На что я рассчитывал, жалкий глупец? На то, что ради меня, прекрасного и неповторимого, Курт отречется от возможности все обрести единым махом? На что, черт возьми, я надеялся в дальнейшем? На какую совместную жизнь, дьявол, на какую любовь? Не смеющую назвать самое себя?
Незавидная роль тайного любовника, Джеймс Патерсон, вот твой удел, вот твой предел даже в случае победы, в случае намека на ответное чувство. Ты ведь не сядешь за стол с приглашенными на охоту наследными принцами?
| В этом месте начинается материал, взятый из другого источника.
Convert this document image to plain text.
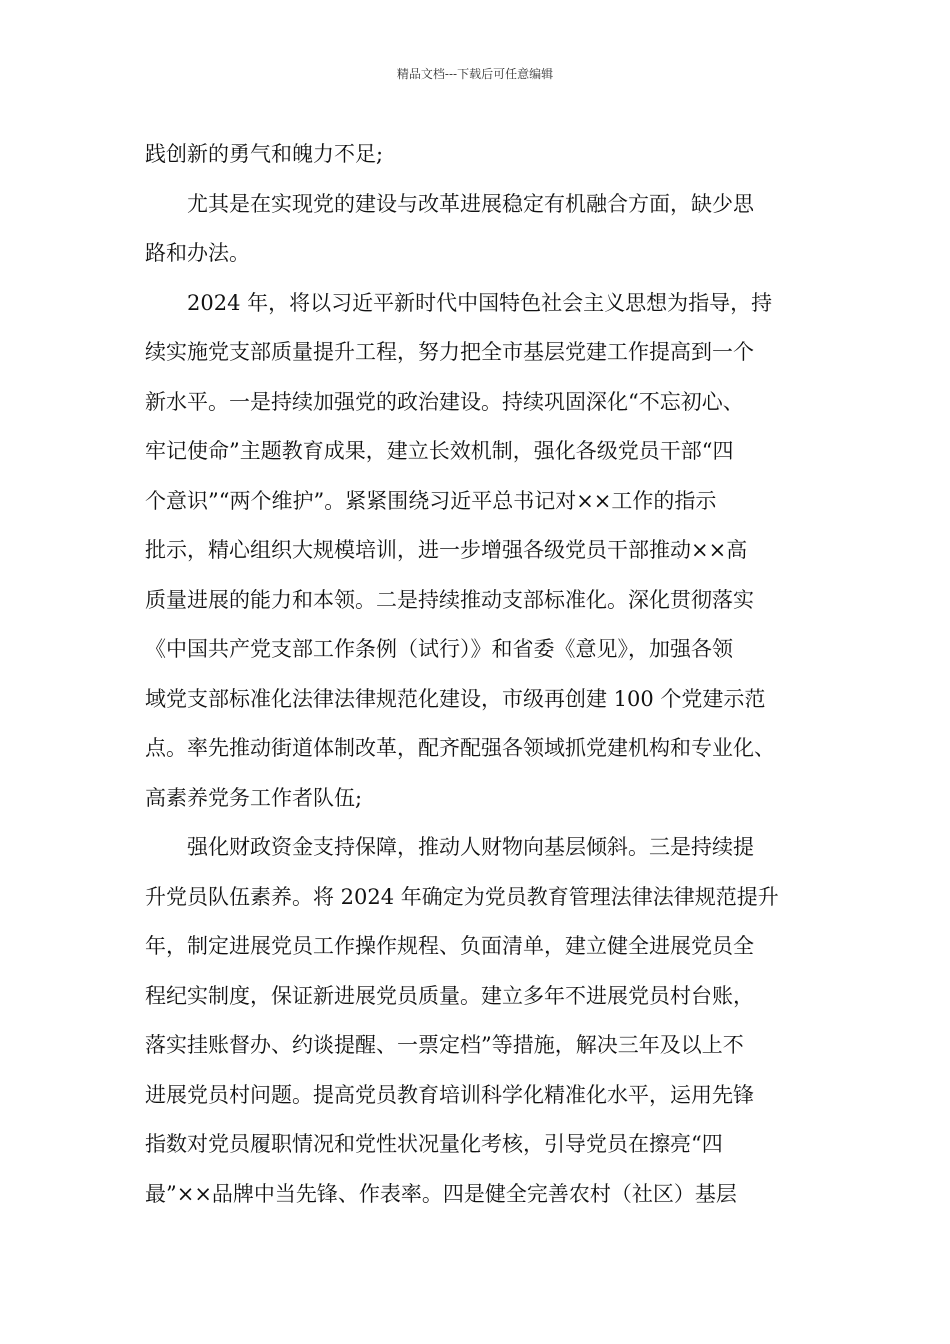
精品文档---下载后可任意编辑
践创新的勇气和魄力不足;
　　尤其是在实现党的建设与改革进展稳定有机融合方面，缺少思
路和办法。
　　2024 年，将以习近平新时代中国特色社会主义思想为指导，持
续实施党支部质量提升工程，努力把全市基层党建工作提高到一个
新水平。一是持续加强党的政治建设。持续巩固深化“不忘初心、
牢记使命”主题教育成果，建立长效机制，强化各级党员干部“四
个意识”“两个维护”。紧紧围绕习近平总书记对××工作的指示
批示，精心组织大规模培训，进一步增强各级党员干部推动××高
质量进展的能力和本领。二是持续推动支部标准化。深化贯彻落实
《中国共产党支部工作条例（试行）》和省委《意见》，加强各领
域党支部标准化法律法律规范化建设，市级再创建 100 个党建示范
点。率先推动街道体制改革，配齐配强各领域抓党建机构和专业化、
高素养党务工作者队伍;
　　强化财政资金支持保障，推动人财物向基层倾斜。三是持续提
升党员队伍素养。将 2024 年确定为党员教育管理法律法律规范提升
年，制定进展党员工作操作规程、负面清单，建立健全进展党员全
程纪实制度，保证新进展党员质量。建立多年不进展党员村台账，
落实挂账督办、约谈提醒、一票定档”等措施，解决三年及以上不
进展党员村问题。提高党员教育培训科学化精准化水平，运用先锋
指数对党员履职情况和党性状况量化考核，引导党员在擦亮“四
最”××品牌中当先锋、作表率。四是健全完善农村（社区）基层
Да их венценосная бабушка сожрет твоего лорда с потрохами за единую мысль о подобном разврате, и потому тебя станут запирать в подвале. Обнародовать наши отношения не удастся, как не удалось это Велли и Дону, но они-то хоть равны! Они могут посещать одни и те же приемы, сидеть на банкетах за одним столом и беседовать, у них масса общих знакомых!
А я и Курт? Король и лекарь, Господи, помилуй, размечтался, доктор Патерсон, взлетел под небеса, глупый пингвин, падай теперь, падай, разбивайся о реальность.
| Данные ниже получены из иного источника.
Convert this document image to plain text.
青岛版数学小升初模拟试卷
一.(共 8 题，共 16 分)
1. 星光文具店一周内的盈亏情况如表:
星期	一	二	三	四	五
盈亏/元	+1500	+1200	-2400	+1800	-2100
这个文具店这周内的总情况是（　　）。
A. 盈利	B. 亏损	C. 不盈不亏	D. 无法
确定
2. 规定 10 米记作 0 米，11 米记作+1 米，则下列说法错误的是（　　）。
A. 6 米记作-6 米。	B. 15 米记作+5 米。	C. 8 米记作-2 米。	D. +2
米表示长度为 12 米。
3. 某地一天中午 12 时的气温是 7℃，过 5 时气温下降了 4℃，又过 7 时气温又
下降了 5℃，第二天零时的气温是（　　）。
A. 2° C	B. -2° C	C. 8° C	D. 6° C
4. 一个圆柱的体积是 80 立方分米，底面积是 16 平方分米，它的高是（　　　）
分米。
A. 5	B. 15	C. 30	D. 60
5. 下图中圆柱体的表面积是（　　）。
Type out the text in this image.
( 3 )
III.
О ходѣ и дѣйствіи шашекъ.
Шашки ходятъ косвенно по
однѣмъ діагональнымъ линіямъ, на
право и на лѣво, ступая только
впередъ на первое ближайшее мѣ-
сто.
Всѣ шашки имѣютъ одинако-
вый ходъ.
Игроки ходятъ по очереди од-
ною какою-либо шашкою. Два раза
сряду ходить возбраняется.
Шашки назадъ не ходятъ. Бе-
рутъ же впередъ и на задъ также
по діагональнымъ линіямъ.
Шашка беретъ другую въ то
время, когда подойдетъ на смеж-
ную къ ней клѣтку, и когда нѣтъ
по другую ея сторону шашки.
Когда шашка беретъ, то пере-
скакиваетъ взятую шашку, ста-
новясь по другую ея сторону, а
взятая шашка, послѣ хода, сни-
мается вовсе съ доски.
Да и какие у вас отношения, Джеймс, опомнись! Ты врач, он пациент, он зависит от твоего диагноза, вон как засуетился, едва услышал про больницу. Ты хорошо его подготовил, он стал психически устойчив и не сорвется на пустяках, осталось подтвердить его нормальность.
А дальше что? «Пошел вон, Патерсон!»?
Старая добрая Англия, во все времена не прощавшая мезальянсы.
Кого здесь интересует моя любовь?
Я сидел за столом неподалеку от Макфота, ел осетрину и глаз не мог оторвать от Мак-Феникса.
Курт, естественно, занимал место за главным столом, рядом с виновником торжества и его матерью, вдовствующей герцогиней, а также наиболее значимыми представителями клана. Судя по его скучающему взгляду, иногда прорывавшему завесу доброжелательного интереса, не слишком ему нравилась компания, однако этикет принуждал терпеть и беседовать.
Он терпел. И беседовал.
Иногда взгляд Мак-Феникса встречался с моим, и тогда глаза его светлели. Однажды его губы шевельнулись, и я явственно прочел далекое «Пингвин!», предназначенное одному лишь мне.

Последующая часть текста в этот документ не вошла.